Wayne Friedman, entertainment-marketing reporter for Advertising Age, says today's admakers look to tap into underground movements quickly so that they can make use of sounds and images that aren't necessarily familiar but that pique interest. Acts like Moby fit the bill. Says Friedman: "It's almost like you can't be overly commercial when you're trying to make commercials."

Many ravers are wary and weary of the media's embrace. In particular, many believe that the press is more interested in writing about drugs than about the music--and that the press coverage is partly to blame for the supposed ecstasy boom. Says Jon Reiss, director of Better Living Through Circuitry: "The media hype says if you want to do drugs, come to these parties. So all these kids come to the parties looking for drugs. It becomes a self-fulfilling prophecy."

Indeed, some of the biggest acts associated with the rave scene say they are drug free. Van Dyk says he was introduced to electronic music in East Germany, when he secretly tuned in to West German radio as a kid. He didn't need drugs to enjoy the music then, so he figures he doesn't need them now. Moby says he tried smoking pot when he was 11 or 12 so he could hang out with the "cool kids," but that was pretty much the end of his experimentation.
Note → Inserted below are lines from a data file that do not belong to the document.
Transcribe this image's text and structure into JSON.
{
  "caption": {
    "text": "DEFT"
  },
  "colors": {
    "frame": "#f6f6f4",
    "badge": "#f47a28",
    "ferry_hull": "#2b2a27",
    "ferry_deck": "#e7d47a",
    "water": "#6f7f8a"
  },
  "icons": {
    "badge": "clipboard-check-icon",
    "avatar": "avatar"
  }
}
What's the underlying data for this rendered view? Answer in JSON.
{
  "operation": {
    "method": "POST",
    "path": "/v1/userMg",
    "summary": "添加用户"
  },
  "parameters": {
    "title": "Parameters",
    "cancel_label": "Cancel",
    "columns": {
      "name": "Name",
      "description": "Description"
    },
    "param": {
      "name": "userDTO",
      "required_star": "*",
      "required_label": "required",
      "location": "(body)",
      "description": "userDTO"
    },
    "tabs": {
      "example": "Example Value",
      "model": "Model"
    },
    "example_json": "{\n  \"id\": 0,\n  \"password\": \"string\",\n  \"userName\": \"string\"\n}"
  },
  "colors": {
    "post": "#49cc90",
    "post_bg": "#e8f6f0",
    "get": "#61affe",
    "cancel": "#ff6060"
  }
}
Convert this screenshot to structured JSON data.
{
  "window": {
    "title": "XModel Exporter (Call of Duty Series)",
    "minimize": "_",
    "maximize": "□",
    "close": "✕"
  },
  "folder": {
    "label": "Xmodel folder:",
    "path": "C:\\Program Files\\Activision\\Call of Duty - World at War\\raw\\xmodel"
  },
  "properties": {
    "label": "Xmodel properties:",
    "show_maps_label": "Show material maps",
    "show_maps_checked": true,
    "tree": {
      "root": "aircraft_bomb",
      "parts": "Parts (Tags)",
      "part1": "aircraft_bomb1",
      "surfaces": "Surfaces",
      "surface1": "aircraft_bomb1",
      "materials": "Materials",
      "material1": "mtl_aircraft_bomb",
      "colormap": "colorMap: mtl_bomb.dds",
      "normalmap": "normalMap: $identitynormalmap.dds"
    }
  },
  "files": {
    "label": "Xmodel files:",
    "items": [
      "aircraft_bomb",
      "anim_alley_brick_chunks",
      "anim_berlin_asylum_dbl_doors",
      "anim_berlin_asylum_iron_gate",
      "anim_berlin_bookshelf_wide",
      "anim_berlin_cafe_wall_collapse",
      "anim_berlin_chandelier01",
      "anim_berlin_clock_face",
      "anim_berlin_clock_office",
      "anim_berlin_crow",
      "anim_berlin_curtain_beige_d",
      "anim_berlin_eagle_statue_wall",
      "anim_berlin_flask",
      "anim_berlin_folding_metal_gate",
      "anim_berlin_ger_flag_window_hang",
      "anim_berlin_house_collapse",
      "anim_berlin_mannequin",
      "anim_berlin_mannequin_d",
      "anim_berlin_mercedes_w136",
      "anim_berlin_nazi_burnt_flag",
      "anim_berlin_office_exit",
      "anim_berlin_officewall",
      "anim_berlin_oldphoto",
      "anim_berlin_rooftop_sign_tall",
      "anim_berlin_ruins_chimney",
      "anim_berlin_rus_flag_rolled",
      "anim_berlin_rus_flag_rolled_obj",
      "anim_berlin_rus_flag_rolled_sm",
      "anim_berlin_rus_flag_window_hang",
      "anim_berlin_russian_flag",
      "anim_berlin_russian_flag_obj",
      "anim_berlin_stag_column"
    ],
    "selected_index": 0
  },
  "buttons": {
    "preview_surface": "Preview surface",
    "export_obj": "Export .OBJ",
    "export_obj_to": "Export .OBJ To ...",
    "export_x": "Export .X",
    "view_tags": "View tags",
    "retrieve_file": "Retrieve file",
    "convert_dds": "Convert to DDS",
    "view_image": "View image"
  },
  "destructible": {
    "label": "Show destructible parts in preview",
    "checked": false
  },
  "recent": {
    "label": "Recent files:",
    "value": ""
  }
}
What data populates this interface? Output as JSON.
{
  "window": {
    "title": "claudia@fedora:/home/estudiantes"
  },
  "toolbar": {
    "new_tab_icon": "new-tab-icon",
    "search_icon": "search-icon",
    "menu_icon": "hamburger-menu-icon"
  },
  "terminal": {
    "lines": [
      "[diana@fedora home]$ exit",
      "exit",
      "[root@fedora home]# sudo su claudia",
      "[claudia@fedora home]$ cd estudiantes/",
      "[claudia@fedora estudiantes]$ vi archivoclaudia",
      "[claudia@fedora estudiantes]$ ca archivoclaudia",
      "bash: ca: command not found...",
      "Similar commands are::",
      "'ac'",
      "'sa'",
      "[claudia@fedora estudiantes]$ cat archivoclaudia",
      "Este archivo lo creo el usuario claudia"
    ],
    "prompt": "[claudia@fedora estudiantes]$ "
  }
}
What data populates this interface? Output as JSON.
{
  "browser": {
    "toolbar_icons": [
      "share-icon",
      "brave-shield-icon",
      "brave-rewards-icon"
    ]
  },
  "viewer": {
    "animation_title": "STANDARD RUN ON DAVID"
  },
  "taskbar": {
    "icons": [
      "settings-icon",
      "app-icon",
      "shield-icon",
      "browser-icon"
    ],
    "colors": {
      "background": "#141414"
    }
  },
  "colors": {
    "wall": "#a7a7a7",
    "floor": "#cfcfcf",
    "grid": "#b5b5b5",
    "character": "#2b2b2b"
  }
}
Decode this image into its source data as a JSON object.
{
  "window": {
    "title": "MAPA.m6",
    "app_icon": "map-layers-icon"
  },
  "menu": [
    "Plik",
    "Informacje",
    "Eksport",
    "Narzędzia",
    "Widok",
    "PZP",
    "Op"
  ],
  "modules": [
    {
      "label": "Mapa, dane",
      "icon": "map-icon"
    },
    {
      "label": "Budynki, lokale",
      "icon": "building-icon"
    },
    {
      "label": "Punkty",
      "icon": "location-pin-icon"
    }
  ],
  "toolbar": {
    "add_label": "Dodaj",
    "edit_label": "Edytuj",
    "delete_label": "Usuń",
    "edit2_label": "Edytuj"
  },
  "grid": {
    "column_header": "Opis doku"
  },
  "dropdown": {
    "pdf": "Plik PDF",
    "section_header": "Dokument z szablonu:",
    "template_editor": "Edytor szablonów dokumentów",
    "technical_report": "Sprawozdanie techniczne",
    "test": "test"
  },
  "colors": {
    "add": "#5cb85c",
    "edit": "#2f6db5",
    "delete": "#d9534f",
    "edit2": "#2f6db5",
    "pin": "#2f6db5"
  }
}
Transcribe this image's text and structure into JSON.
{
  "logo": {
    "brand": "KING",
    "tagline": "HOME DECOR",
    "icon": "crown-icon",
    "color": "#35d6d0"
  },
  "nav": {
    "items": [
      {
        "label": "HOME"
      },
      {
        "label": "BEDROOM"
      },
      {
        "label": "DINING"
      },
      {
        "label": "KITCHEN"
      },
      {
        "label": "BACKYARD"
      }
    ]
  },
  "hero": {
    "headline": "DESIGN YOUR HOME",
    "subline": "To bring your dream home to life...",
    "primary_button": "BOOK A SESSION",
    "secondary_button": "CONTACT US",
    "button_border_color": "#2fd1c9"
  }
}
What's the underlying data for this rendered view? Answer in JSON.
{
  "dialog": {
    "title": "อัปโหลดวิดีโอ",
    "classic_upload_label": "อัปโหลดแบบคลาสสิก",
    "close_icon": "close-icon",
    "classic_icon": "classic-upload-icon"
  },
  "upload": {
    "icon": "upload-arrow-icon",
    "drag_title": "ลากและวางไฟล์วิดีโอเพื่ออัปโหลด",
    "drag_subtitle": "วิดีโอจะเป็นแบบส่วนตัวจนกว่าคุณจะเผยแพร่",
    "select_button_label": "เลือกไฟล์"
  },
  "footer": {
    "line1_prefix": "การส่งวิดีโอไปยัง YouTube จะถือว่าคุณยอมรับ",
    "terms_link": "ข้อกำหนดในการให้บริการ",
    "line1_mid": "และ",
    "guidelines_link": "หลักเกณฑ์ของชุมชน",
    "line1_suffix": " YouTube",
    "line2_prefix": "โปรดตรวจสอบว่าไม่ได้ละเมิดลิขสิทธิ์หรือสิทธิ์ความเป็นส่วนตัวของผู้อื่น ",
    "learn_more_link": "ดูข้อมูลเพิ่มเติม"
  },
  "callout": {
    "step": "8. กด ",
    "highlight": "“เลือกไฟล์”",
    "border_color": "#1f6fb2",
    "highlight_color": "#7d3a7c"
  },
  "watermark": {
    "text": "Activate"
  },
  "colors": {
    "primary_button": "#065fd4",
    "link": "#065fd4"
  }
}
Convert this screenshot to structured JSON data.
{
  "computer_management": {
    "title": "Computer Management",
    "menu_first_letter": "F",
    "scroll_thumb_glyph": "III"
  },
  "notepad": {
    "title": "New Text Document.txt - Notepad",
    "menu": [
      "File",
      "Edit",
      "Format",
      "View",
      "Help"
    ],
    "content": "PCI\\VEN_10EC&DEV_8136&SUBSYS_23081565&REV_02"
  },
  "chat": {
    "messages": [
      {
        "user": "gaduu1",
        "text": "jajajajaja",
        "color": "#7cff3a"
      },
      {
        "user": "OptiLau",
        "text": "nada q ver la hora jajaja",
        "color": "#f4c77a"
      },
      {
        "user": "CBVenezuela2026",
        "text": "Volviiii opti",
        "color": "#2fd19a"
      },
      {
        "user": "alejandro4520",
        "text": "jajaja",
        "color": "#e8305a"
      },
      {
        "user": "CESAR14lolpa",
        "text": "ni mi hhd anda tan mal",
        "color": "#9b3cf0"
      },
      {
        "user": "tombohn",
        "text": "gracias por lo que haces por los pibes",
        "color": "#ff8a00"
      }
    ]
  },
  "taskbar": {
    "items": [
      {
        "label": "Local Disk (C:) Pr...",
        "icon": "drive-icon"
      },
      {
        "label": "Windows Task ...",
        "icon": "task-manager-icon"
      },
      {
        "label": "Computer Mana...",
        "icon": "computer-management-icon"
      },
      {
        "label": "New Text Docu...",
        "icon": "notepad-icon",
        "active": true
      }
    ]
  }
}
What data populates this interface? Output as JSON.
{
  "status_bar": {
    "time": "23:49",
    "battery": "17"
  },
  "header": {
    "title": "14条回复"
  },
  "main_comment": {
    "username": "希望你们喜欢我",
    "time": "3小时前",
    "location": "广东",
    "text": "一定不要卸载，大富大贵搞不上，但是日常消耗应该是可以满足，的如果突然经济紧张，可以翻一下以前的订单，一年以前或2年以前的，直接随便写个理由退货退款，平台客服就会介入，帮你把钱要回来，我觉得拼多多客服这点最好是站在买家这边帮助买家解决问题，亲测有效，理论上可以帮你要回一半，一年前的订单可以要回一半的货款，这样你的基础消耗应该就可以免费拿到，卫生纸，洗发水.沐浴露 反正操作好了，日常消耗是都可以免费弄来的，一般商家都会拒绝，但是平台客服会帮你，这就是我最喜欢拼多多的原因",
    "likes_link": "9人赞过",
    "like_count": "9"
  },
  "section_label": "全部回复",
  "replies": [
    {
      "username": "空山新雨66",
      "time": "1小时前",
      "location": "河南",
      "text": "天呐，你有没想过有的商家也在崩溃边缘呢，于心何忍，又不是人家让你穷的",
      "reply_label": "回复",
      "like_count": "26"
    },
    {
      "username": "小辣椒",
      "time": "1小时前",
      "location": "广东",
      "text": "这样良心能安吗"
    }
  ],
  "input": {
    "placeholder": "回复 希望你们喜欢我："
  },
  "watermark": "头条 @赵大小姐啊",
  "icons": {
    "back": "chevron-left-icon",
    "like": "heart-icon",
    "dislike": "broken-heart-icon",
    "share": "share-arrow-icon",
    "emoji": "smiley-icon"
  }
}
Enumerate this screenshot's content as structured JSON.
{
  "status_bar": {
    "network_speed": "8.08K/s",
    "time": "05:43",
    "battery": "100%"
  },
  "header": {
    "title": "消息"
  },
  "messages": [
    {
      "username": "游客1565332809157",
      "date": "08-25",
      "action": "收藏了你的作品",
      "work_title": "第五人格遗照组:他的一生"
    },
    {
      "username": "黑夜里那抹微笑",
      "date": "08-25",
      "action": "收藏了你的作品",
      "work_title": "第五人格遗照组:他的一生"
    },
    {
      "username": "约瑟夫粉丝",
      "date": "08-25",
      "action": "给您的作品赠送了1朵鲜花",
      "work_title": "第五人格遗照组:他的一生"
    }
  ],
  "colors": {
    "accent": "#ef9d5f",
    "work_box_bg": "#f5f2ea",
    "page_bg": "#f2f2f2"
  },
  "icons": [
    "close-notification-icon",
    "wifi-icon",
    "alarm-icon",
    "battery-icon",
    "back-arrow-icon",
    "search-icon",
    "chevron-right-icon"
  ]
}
Says Moby: "I've never tried ecstasy, I've never tried cocaine, I've never tried heroin. I don't think there's anything ethically wrong with drug use, but the reason I stay away from it is that I value my brain too much. I don't want to trust my synapses to some stranger that I met in a nightclub. I hope to use my brain for the rest of my life."

We hope he does too. Every few years somebody says electronic music is going to break out, that electronic acts are going to storm the charts. A couple of years ago, Prodigy and the Chemical Brothers were supposed to lead the charge. They sold well, but few like-minded acts shared their success. This year it's Moby, and perhaps acts like Alice Deejay and others will follow. Maybe this time rave culture is here to stay...or maybe it'll slip safely back into the underground with alternative rock. With horrifyingly generic teen-pop acts blaring out from MTV's Total Request Live day in and day out, it's a wonder more kids haven't turned to drugs to escape the awful racket. Sure, a fair amount of electronica is wordless wallpaper, but slip on Moby's soulful, cerebral Play, and you won't need any substances to get high. The music will take you there all by itself.